Surveillance industry
The threat report that has now been published not only directed against NSO, because the company is not alone in the market. It is just the best-known part of what has long been a much larger industry. According to Meta, "action was taken against seven different providers of surveillance services in order to prevent them from using their digital infrastructure to abuse social media platforms and to enable people to be monitored on the Internet." These are the companies Cobwebs Technologies, Cognyte, Black Cube and Bluehawk CI from Israel, BellTroX from India and Cytrox from North Macedonia. In addition, a supplier from China who is not known by name is also mentioned.
A total of 1,500 accounts from all these monitoring providers were discovered and deactivated in their own systems and platforms. In addition, the approximately 50,000 affected by the surveillance by these companies were informed. These include doctors, activists, lawyers, journalists, politicians, dissidents, employees of various non-governmental organizations and members of ethnic minorities.
The Target Of Pegasus Espionage
Meta supports law enforcement officers through a variety of channels through which they can make legitimate requests for information, the report said. "Using the surveillance industry, which is indiscriminately selling these services to anyone willing to pay for them," is the wrong approach. After all, they also include malicious actors.

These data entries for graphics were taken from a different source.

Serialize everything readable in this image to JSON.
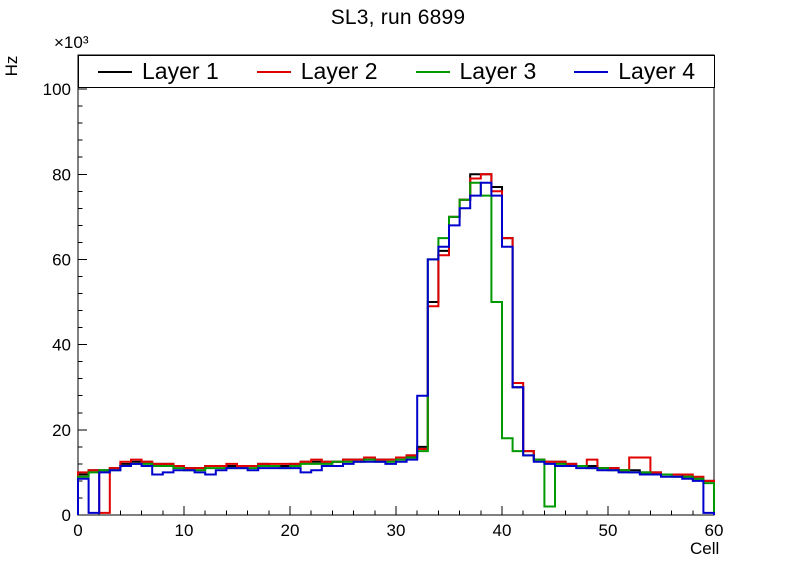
{
  "title": "SL3, run 6899",
  "axes": {
    "y_label": "Hz",
    "x_label": "Cell",
    "y_multiplier": "×10³",
    "y_ticks": [
      0,
      20,
      40,
      60,
      80,
      100
    ],
    "x_ticks": [
      0,
      10,
      20,
      30,
      40,
      50,
      60
    ]
  },
  "legend": {
    "items": [
      {
        "label": "Layer 1",
        "color": "#000000"
      },
      {
        "label": "Layer 2",
        "color": "#e00000"
      },
      {
        "label": "Layer 3",
        "color": "#009900"
      },
      {
        "label": "Layer 4",
        "color": "#0000cc"
      }
    ]
  },
  "chart_data": {
    "type": "line",
    "style": "step-histogram",
    "title": "SL3, run 6899",
    "xlabel": "Cell",
    "ylabel": "Hz",
    "y_unit": "×10³ Hz",
    "xlim": [
      0,
      60
    ],
    "ylim": [
      0,
      108
    ],
    "x_bin_width": 1,
    "grid": false,
    "legend_position": "top, full plot width",
    "series": [
      {
        "name": "Layer 1",
        "color": "#000000",
        "values": [
          9.5,
          10.5,
          10.5,
          11,
          12,
          12.5,
          12.5,
          12,
          12,
          11.5,
          11,
          11,
          11.5,
          11.5,
          11.5,
          11.5,
          11.5,
          12,
          11.5,
          11.5,
          12,
          12.5,
          12.5,
          12.5,
          12.5,
          13,
          13,
          13.5,
          13,
          13,
          13.5,
          14,
          16,
          50,
          62,
          70,
          74,
          80,
          80,
          77,
          65,
          30,
          15,
          13,
          12.5,
          12.5,
          12,
          11.5,
          11.5,
          11,
          11,
          10.5,
          10.5,
          10,
          10,
          9.5,
          9.5,
          9,
          8.5,
          8
        ]
      },
      {
        "name": "Layer 2",
        "color": "#e00000",
        "values": [
          10,
          10.5,
          0.5,
          11,
          12.5,
          13,
          12.5,
          12,
          12,
          11.5,
          11,
          11,
          11.5,
          11.5,
          12,
          11.5,
          11.5,
          12,
          12,
          12,
          12,
          12.5,
          13,
          12.5,
          12.5,
          13,
          13,
          13.5,
          13,
          13,
          13.5,
          14,
          15.5,
          49,
          61,
          70,
          74,
          79,
          80,
          76,
          65,
          31,
          15,
          13,
          12.5,
          12.5,
          12,
          11.5,
          13,
          11,
          11,
          10.5,
          13.5,
          13.5,
          10,
          9.5,
          9.5,
          9.5,
          9,
          8
        ]
      },
      {
        "name": "Layer 3",
        "color": "#009900",
        "values": [
          9,
          10,
          10.5,
          10.5,
          11.5,
          12,
          12,
          11.5,
          11.5,
          11,
          10.5,
          10.5,
          11,
          11,
          11,
          11,
          11,
          11.5,
          11.5,
          11,
          11.5,
          12,
          12,
          12,
          12.5,
          12.5,
          12.5,
          13,
          12.5,
          12.5,
          13,
          13.5,
          15,
          60,
          65,
          70,
          74,
          78,
          75,
          50,
          18,
          15,
          14,
          13,
          2,
          12,
          11.5,
          11.5,
          11,
          11,
          10.5,
          10.5,
          10,
          10,
          9.5,
          9.5,
          9,
          9,
          8.5,
          7.5
        ]
      },
      {
        "name": "Layer 4",
        "color": "#0000cc",
        "values": [
          8.5,
          0.5,
          10,
          10.5,
          11.5,
          12,
          11.5,
          9.5,
          10,
          10.5,
          10.5,
          10,
          9.5,
          10.5,
          11,
          11,
          10.5,
          11,
          11,
          11,
          11,
          10,
          10.5,
          11.5,
          11.5,
          12,
          12.5,
          12.5,
          12.5,
          12,
          12.5,
          13,
          28,
          60,
          63,
          68,
          72,
          75,
          78,
          75,
          63,
          30,
          14,
          12.5,
          12,
          11.5,
          11.5,
          11,
          11,
          10.5,
          10.5,
          10,
          10,
          9.5,
          9.5,
          9,
          9,
          8.5,
          8,
          0.5
        ]
      }
    ]
  }
}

Who is monitoring the supervisors?
Behind this, however, lies a hitherto unresolved ethical question: How much responsibility do private companies like NSO have for the consequences of state surveillance? The authors of the Meta Threat Report call the company a "cyber mercenary" and write about a worldwide "contract surveillance industry" that gathers information about people and infects their devices. It is not just about NSO, but about a global ecosystem of such rental hackers.

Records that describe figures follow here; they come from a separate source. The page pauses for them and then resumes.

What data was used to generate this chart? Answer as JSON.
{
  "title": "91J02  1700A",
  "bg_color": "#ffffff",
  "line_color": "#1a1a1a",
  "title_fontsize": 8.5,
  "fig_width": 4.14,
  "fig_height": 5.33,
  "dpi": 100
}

These companies would always claim that their services are only directed against criminals and terrorists, write the three authors. "But our month-long investigation concluded that they were in fact indiscriminately targeting journalists, dissidents, critics of authoritarian regimes, families of oppositionists and human rights activists." With which the report also confirms the research of the Pegasus project. With the report, Facebook not only wants to pay more attention to the problem, but also calls on other companies to act.
At the same time, the question arises for Meta, Apple, Amazon and others how much responsibility they have. Because with their warnings to those affected, they expose state surveillance measures, which can also be justified. The companies actually have to examine the individual cases and decide whether the respective surveillance measure is lawful or not - which means that they also take on tasks that are reserved for democratic courts and investigative authorities. Meta writes that corresponding tests were carried out during his research. According to what criteria? That goes unmentioned.

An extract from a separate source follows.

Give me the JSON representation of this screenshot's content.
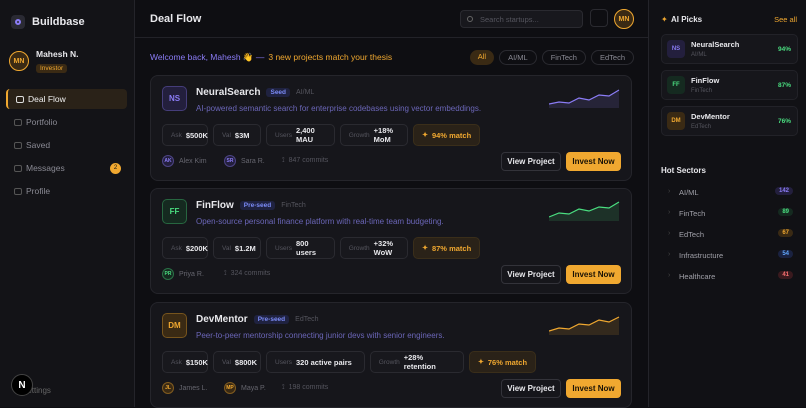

But it is not only companies like NSO, Apple or Meta that can solve this question - a point that the authors also point out. Quote: The aim is to contribute to a better understanding of the damage that this industry is causing worldwide. And they want to call on the democratic governments worldwide to "take further steps to protect the people and to control the providers of these ubiquitous espionage programs".
The Target Of Pegasus Espionage
However, many countries have a great interest in secret surveillance. For example, although NSO has been controversial for years and there has been loud criticism of its product, both the Federal Criminal Police Office and the Federal Intelligence Service have bought it and are using it.